Commit Graph

1786 Commits

Author SHA1 Message Date
Igor Canadi
91ddd587cc Only signal cond variable if need to
Summary:
At the end of BackgroundCallCompaction(), we call SignalAll(), even though we don't need to. If compaction hasn't done anything and there's another compaction running, there is no need to signal on the condition variable.
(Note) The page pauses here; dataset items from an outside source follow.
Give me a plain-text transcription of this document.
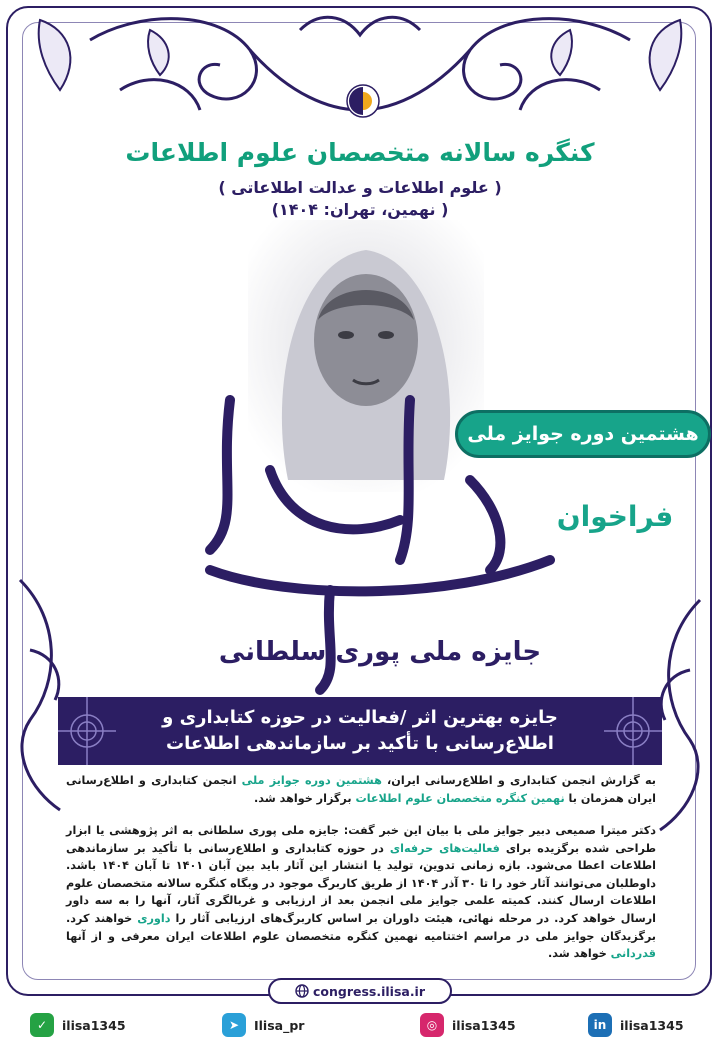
کنگره سالانه متخصصان علوم اطلاعات
( علوم اطلاعات و عدالت اطلاعاتی )
( نهمین، تهران: ۱۴۰۴)
جایزه ملی پوری سلطانی
هشتمین دوره جوایز ملی
فراخوان
جایزه بهترین اثر /فعالیت در حوزه کتابداری و
اطلاع‌رسانی با تأکید بر سازماندهی اطلاعات
به گزارش انجمن کتابداری و اطلاع‌رسانی ایران، هشتمین دوره جوایز ملی انجمن کتابداری و اطلاع‌رسانی ایران همزمان با نهمین کنگره متخصصان علوم اطلاعات برگزار خواهد شد.
دکتر میترا صمیعی دبیر جوایز ملی با بیان این خبر گفت: جایزه ملی پوری سلطانی به اثر پژوهشی یا ابزار طراحی شده برگزیده برای فعالیت‌های حرفه‌ای در حوزه کتابداری و اطلاع‌رسانی با تأکید بر سازماندهی اطلاعات اعطا می‌شود. بازه زمانی تدوین، تولید یا انتشار این آثار باید بین آبان ۱۴۰۱ تا آبان ۱۴۰۴ باشد. داوطلبان می‌توانند آثار خود را تا ۳۰ آذر ۱۴۰۴ از طریق کاربرگ موجود در وبگاه کنگره سالانه متخصصان علوم اطلاعات ارسال کنند. کمیته علمی جوایز ملی انجمن بعد از ارزیابی و غربالگری آثار، آنها را به سه داور ارسال خواهد کرد. در مرحله نهائی، هیئت داوران بر اساس کاربرگ‌های ارزیابی آثار را داوری خواهند کرد. برگزیدگان جوایز ملی در مراسم اختتامیه نهمین کنگره متخصصان علوم اطلاعات ایران معرفی و از آنها قدردانی خواهد شد.
congress.ilisa.ir
✓	ilisa1345	➤	Ilisa_pr	◎	ilisa1345	in	ilisa1345
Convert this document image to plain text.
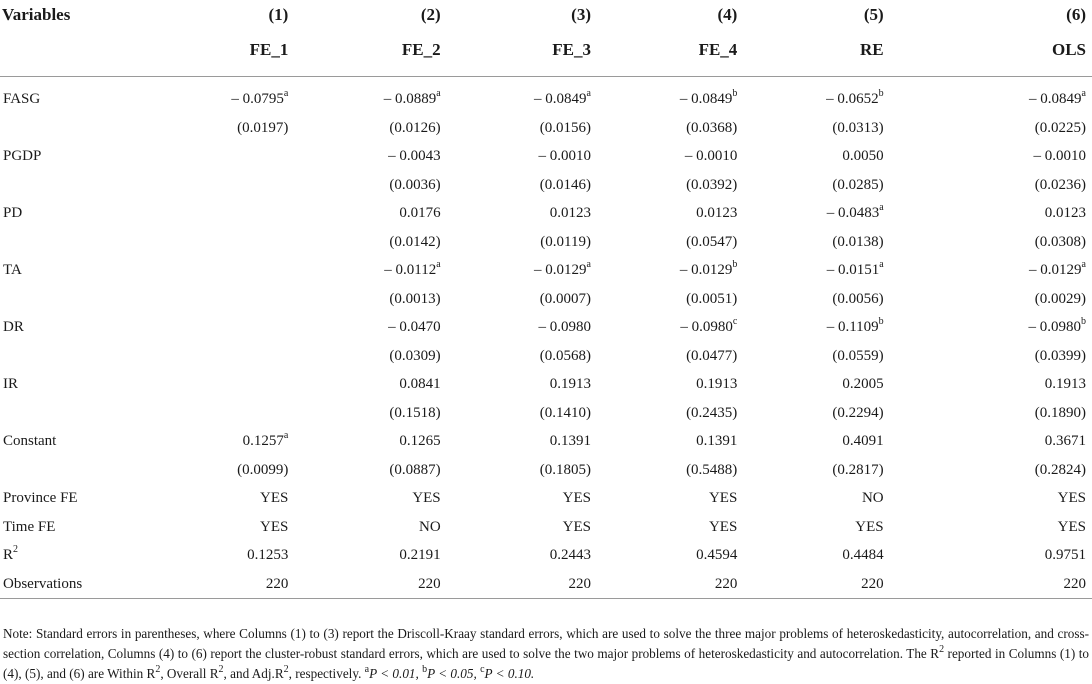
Variables	(1)	(2)	(3)	(4)	(5)	(6)
	FE_1	FE_2	FE_3	FE_4	RE	OLS
FASG	– 0.0795$^a$	– 0.0889$^a$	– 0.0849$^a$	– 0.0849$^b$	– 0.0652$^b$	– 0.0849$^a$
	(0.0197)	(0.0126)	(0.0156)	(0.0368)	(0.0313)	(0.0225)
PGDP		– 0.0043	– 0.0010	– 0.0010	0.0050	– 0.0010
		(0.0036)	(0.0146)	(0.0392)	(0.0285)	(0.0236)
PD		0.0176	0.0123	0.0123	– 0.0483$^a$	0.0123
		(0.0142)	(0.0119)	(0.0547)	(0.0138)	(0.0308)
TA		– 0.0112$^a$	– 0.0129$^a$	– 0.0129$^b$	– 0.0151$^a$	– 0.0129$^a$
		(0.0013)	(0.0007)	(0.0051)	(0.0056)	(0.0029)
DR		– 0.0470	– 0.0980	– 0.0980$^c$	– 0.1109$^b$	– 0.0980$^b$
		(0.0309)	(0.0568)	(0.0477)	(0.0559)	(0.0399)
IR		0.0841	0.1913	0.1913	0.2005	0.1913
		(0.1518)	(0.1410)	(0.2435)	(0.2294)	(0.1890)
Constant	0.1257$^a$	0.1265	0.1391	0.1391	0.4091	0.3671
	(0.0099)	(0.0887)	(0.1805)	(0.5488)	(0.2817)	(0.2824)
Province FE	YES	YES	YES	YES	NO	YES
Time FE	YES	NO	YES	YES	YES	YES
$R^2$	0.1253	0.2191	0.2443	0.4594	0.4484	0.9751
Observations	220	220	220	220	220	220
Note: Standard errors in parentheses, where Columns (1) to (3) report the Driscoll-Kraay standard errors, which are used to solve the three major problems of heteroskedasticity, autocorrelation, and cross-section correlation, Columns (4) to (6) report the cluster-robust standard errors, which are used to solve the two major problems of heteroskedasticity and autocorrelation. The $R^2$ reported in Columns (1) to (4), (5), and (6) are Within $R^2$, Overall $R^2$, and $Adj.R^2$, respectively. $^a$P < 0.01, $^b$P < 0.05, $^c$P < 0.10.
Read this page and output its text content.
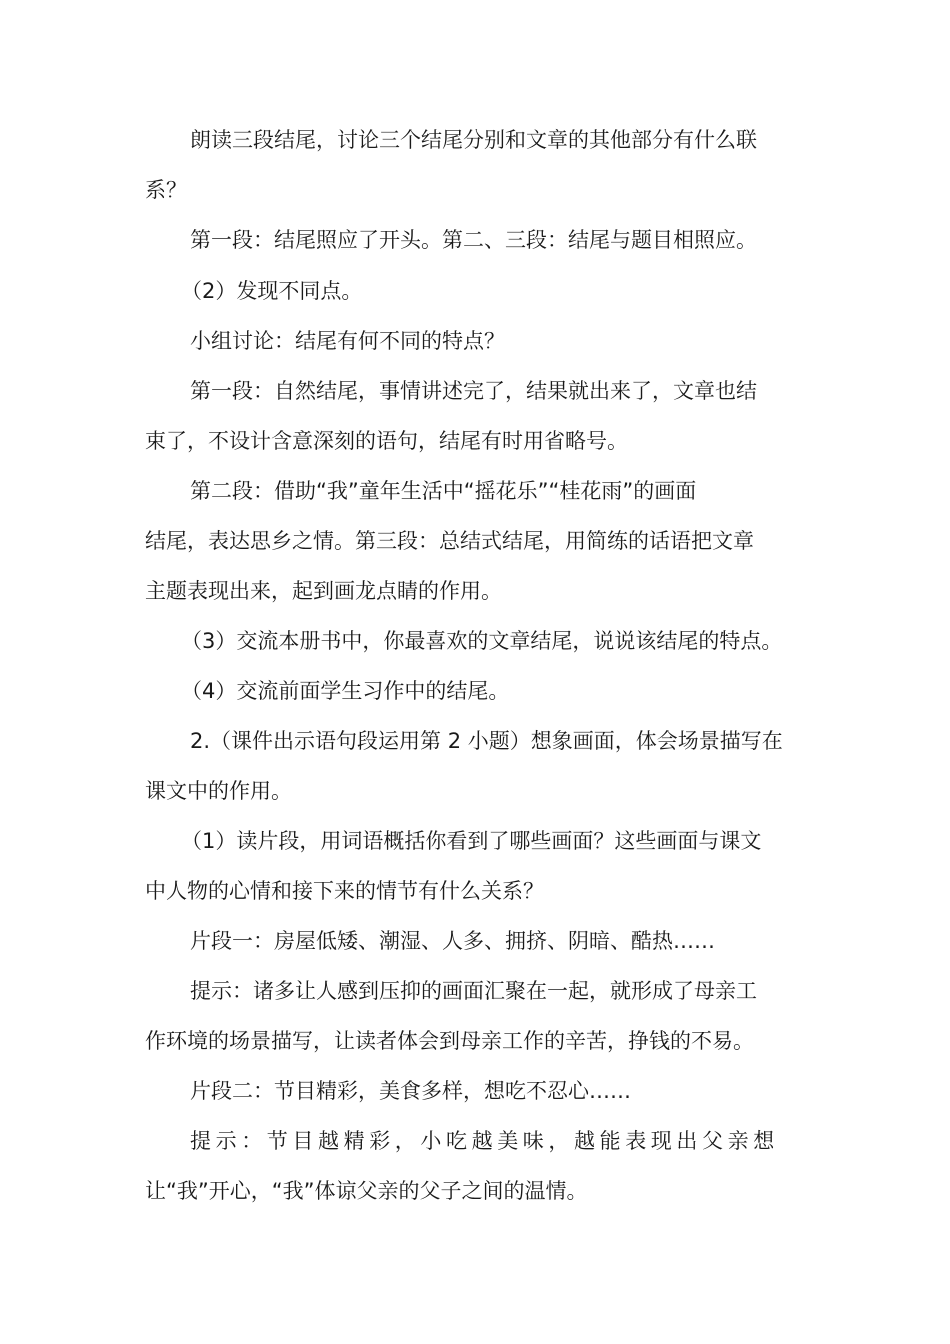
朗读三段结尾，讨论三个结尾分别和文章的其他部分有什么联
系？
第一段：结尾照应了开头。第二、三段：结尾与题目相照应。
（2）发现不同点。
小组讨论：结尾有何不同的特点？
第一段：自然结尾，事情讲述完了，结果就出来了，文章也结
束了，不设计含意深刻的语句，结尾有时用省略号。
第二段：借助“我”童年生活中“摇花乐”“桂花雨”的画面
结尾，表达思乡之情。第三段：总结式结尾，用简练的话语把文章
主题表现出来，起到画龙点睛的作用。
（3）交流本册书中，你最喜欢的文章结尾，说说该结尾的特点。
（4）交流前面学生习作中的结尾。
2.（课件出示语句段运用第 2 小题）想象画面，体会场景描写在
课文中的作用。
（1）读片段，用词语概括你看到了哪些画面？这些画面与课文
中人物的心情和接下来的情节有什么关系？
片段一：房屋低矮、潮湿、人多、拥挤、阴暗、酷热……
提示：诸多让人感到压抑的画面汇聚在一起，就形成了母亲工
作环境的场景描写，让读者体会到母亲工作的辛苦，挣钱的不易。
片段二：节目精彩，美食多样，想吃不忍心……
提示：节目越精彩，小吃越美味，越能表现出父亲想
让“我”开心，“我”体谅父亲的父子之间的温情。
Doing so creates a tight feedback loop which results in log files like:

   wait for memtable flush
   compaction nothing to do
   wait for memtable flush
   compaction nothing to do

This change eliminates that

Test Plan:
make check
Also:

    icanadi@dev1440 ~ $ grep "nothing to do" /fast-rocksdb-tmp/rocksdb_test/column_family_test/LOG | wc -l
    7435
    icanadi@dev1440 ~ $ grep "nothing to do" /fast-rocksdb-tmp/rocksdb_test/column_family_test/LOG | wc -l
    372

First version is before the change, second version is after the change.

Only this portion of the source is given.